Crise na Argentina: por que é preciso ir a 3 supermercados para comprar um produto

Fazer compras em mercados na Argentina se tornou uma tarefa restritiva e complexa para muita gente. Cerca de 95% dos argentinos disseram recentemente que vão limitar suas compras por causa da crise econômica, segundo o Trendsity, um centro de estudos de tendências.

Diretora desse instituto, a psicóloga Mariela Mociulsky afirma que “a necessidade de regular o consumo à base de promoções pode gerar a ilusão da compra inteligente”, além de frustrações com a perda de tempo gerada pela procura pelo melhor preço.

Segundo esse estudo, cada vez mais argentinos têm optado por realizar suas compras da semana ou do mês em três ou quatro lugares diferentes.

Cerca de 90% dos argentinos dizem que contam com os mecanismos de promoção oferecidos pelos comércios ao fazer compras. É o dobro do que ocorre nos Estados Unidos, país pioneiro em ofertas promocionais.

O formato das promoções em lojas e supermercados sofreu variações que beiram os limites da criatividade: o comércio oferece 70% de desconto no segundo produto, brindes, dois por um, longos parcelamentos sem juros, e por aí vai.

Como a Argentina sofreu inflação alta durante a maior parte dos últimos 30 anos, desenvolveu-se uma forte cultura de promoções e liquidações.

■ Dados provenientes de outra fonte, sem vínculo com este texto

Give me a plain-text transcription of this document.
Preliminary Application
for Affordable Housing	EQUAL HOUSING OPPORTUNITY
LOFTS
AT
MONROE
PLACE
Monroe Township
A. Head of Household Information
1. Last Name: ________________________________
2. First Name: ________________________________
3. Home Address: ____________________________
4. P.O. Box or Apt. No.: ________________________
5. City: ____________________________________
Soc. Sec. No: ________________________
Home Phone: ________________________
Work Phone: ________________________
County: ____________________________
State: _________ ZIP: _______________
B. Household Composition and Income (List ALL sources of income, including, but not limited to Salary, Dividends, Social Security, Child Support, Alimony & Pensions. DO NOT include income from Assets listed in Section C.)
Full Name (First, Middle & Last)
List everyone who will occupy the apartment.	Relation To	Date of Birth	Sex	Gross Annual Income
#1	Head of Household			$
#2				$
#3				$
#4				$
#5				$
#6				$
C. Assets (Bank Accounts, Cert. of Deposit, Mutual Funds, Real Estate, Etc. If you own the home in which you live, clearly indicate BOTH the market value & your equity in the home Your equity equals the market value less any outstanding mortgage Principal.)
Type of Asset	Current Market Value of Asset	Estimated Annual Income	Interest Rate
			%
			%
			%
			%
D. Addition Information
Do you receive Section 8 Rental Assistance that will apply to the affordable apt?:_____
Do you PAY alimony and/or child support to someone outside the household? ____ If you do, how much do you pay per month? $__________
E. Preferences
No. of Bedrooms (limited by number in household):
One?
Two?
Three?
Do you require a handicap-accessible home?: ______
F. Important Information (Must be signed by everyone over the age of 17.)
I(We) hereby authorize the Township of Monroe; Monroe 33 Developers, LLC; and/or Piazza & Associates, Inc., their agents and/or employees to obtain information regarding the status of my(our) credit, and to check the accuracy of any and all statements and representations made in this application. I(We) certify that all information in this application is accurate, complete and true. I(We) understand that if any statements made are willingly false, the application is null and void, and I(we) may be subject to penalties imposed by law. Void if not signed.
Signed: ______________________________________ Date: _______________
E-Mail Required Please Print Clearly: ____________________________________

“Dedicar tempo e esforço para encontrar o preço mais barato já é uma fonte de angústia”, explicou Mociulsky à BBC News Mundo, serviço em espanhol da BBC.

‘Ilusão de classe média’

Segundo a psicóloga, a maioria dos argentinos qualificam a si mesmos como de classe média, independentemente de serem de classe alta ou baixa.

“Isso faz com que os níveis de consumo da população sejam relativamente altos”, diz.

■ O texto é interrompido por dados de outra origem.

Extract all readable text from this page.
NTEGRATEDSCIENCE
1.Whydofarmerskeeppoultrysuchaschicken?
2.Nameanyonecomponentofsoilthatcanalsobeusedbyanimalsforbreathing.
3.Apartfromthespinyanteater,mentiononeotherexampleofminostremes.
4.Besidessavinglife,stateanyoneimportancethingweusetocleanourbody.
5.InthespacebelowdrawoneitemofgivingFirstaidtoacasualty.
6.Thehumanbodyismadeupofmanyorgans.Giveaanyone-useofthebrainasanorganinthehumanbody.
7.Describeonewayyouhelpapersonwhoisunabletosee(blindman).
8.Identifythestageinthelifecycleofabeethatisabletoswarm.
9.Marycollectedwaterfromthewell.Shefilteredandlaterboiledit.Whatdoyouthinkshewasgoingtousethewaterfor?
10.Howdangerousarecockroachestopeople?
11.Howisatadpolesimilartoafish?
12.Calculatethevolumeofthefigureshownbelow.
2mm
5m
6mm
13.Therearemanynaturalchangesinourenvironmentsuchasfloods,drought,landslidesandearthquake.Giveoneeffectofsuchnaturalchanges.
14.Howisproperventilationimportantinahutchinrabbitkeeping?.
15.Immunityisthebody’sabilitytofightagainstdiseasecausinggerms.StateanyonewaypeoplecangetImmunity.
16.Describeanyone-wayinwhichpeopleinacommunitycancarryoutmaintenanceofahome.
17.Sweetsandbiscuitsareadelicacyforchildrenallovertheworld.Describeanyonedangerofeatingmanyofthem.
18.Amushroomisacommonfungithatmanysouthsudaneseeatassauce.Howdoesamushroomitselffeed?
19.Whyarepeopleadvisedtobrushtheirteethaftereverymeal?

Ainda que a Argentina tenha tido uma grande classe média no século 20, a pobreza e a desigualdade aumentaram durante as últimas quatro décadas, impulsionadas pela inflação, desvalorização da moeda local e incertezas econômicas.

A ilusão de ser de classe média, no entanto, se mantém. E com ela vem a vontade de não perder alguns costumes, ainda que eles sejam mantidos por meio da busca por preços promocionais.

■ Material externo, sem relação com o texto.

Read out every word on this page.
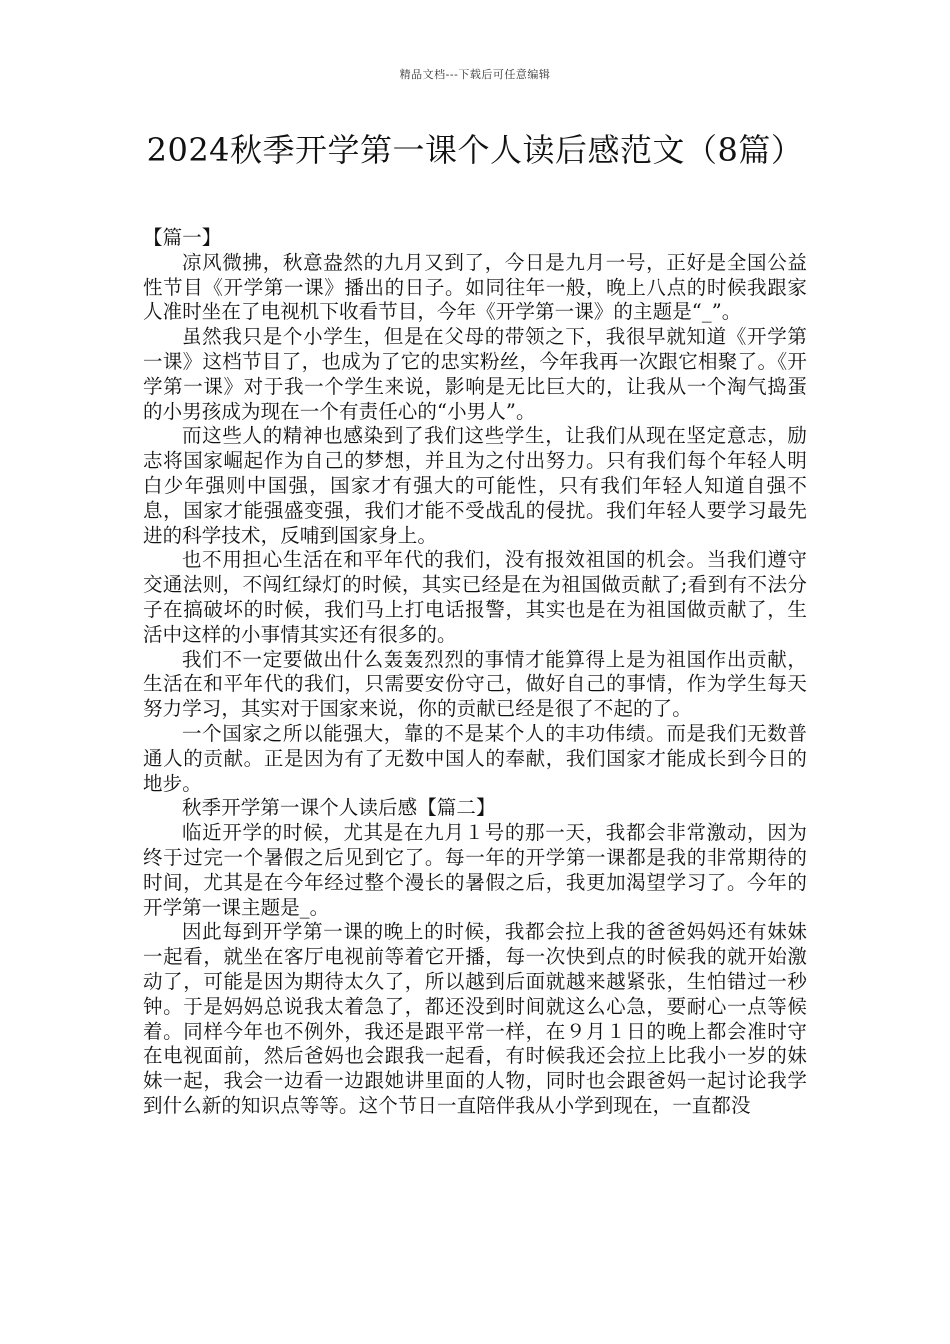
精品文档---下载后可任意编辑
2024秋季开学第一课个人读后感范文（8篇）

【篇一】

凉风微拂，秋意盎然的九月又到了，今日是九月一号，正好是全国公益性节目《开学第一课》播出的日子。如同往年一般，晚上八点的时候我跟家人准时坐在了电视机下收看节目，今年《开学第一课》的主题是“_”。

虽然我只是个小学生，但是在父母的带领之下，我很早就知道《开学第一课》这档节目了，也成为了它的忠实粉丝，今年我再一次跟它相聚了。《开学第一课》对于我一个学生来说，影响是无比巨大的，让我从一个淘气捣蛋的小男孩成为现在一个有责任心的“小男人”。

而这些人的精神也感染到了我们这些学生，让我们从现在坚定意志，励志将国家崛起作为自己的梦想，并且为之付出努力。只有我们每个年轻人明白少年强则中国强，国家才有强大的可能性，只有我们年轻人知道自强不息，国家才能强盛变强，我们才能不受战乱的侵扰。我们年轻人要学习最先进的科学技术，反哺到国家身上。

也不用担心生活在和平年代的我们，没有报效祖国的机会。当我们遵守交通法则，不闯红绿灯的时候，其实已经是在为祖国做贡献了;看到有不法分子在搞破坏的时候，我们马上打电话报警，其实也是在为祖国做贡献了，生活中这样的小事情其实还有很多的。

我们不一定要做出什么轰轰烈烈的事情才能算得上是为祖国作出贡献，生活在和平年代的我们，只需要安份守己，做好自己的事情，作为学生每天努力学习，其实对于国家来说，你的贡献已经是很了不起的了。

一个国家之所以能强大，靠的不是某个人的丰功伟绩。而是我们无数普通人的贡献。正是因为有了无数中国人的奉献，我们国家才能成长到今日的地步。

秋季开学第一课个人读后感【篇二】

临近开学的时候，尤其是在九月１号的那一天，我都会非常激动，因为终于过完一个暑假之后见到它了。每一年的开学第一课都是我的非常期待的时间，尤其是在今年经过整个漫长的暑假之后，我更加渴望学习了。今年的开学第一课主题是_。

因此每到开学第一课的晚上的时候，我都会拉上我的爸爸妈妈还有妹妹一起看，就坐在客厅电视前等着它开播，每一次快到点的时候我的就开始激动了，可能是因为期待太久了，所以越到后面就越来越紧张，生怕错过一秒钟。于是妈妈总说我太着急了，都还没到时间就这么心急，要耐心一点等候着。同样今年也不例外，我还是跟平常一样，在９月１日的晚上都会准时守在电视面前，然后爸妈也会跟我一起看，有时候我还会拉上比我小一岁的妹妹一起，我会一边看一边跟她讲里面的人物，同时也会跟爸妈一起讨论我学到什么新的知识点等等。这个节日一直陪伴我从小学到现在，一直都没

Mas a ideia de estar se aproveitando de uma oportunidade única gera a ilusão de que aquela compra vale à pena. Seria a ilusão de ter feito “uma compra inteligente”, nas palavras de Mociulsky.

A raiz do problema

O governo do presidente Mauricio Macri vem testando várias estratégias para conter a angústia da população.

No mês passado, ele fez um anúncio da sala da casa de uma vizinha, em Buenos Aires, que havia votado nele, mas estava descontente.

“Vamos gerar alívio a curto prazo”, disse Macri sobre um esquema de controle de preços para produtos básicos.

A imprensa argentina noticiou que comerciantes e supermercados reajustaram os preços dos produtos antes que fossem congelados, uma prática similar a que ocorre às vésperas de grandes descontos como o Black Friday.

“Sim, subimos os preços, mas não para reagir ao congelamento anunciado pelo governo, mas porque já havíamos planejado isso há meses”, disse à BBC News Mundo o gerente de uma multinacional do setor de alimentos que contabiliza perdas há anos em sua operação na Argentina.

“Os preços aumentam por causa do impacto da inflação, não porque há um complô”, defende.

Macri também tentou acabar com truques para enganar o consumidor, como o das “pequenas letrinhas” que acompanham as promoções e estabelecem os “termos e condições” daquela compra. Difíceis de ler, essas linhas podem esconder informações que tornam a compra desvantajosa.

A ideia do governo era obrigar as empresas a fornecer todas as informações na internet, de maneira clara e didática. Mas, segundo especialistas do setor, as práticas enganosas continuam a ser adotadas na Argentina.

E enquanto não houver solução para a inflação, comprar naquele país continuará sendo um exercício de paciência e dedicação.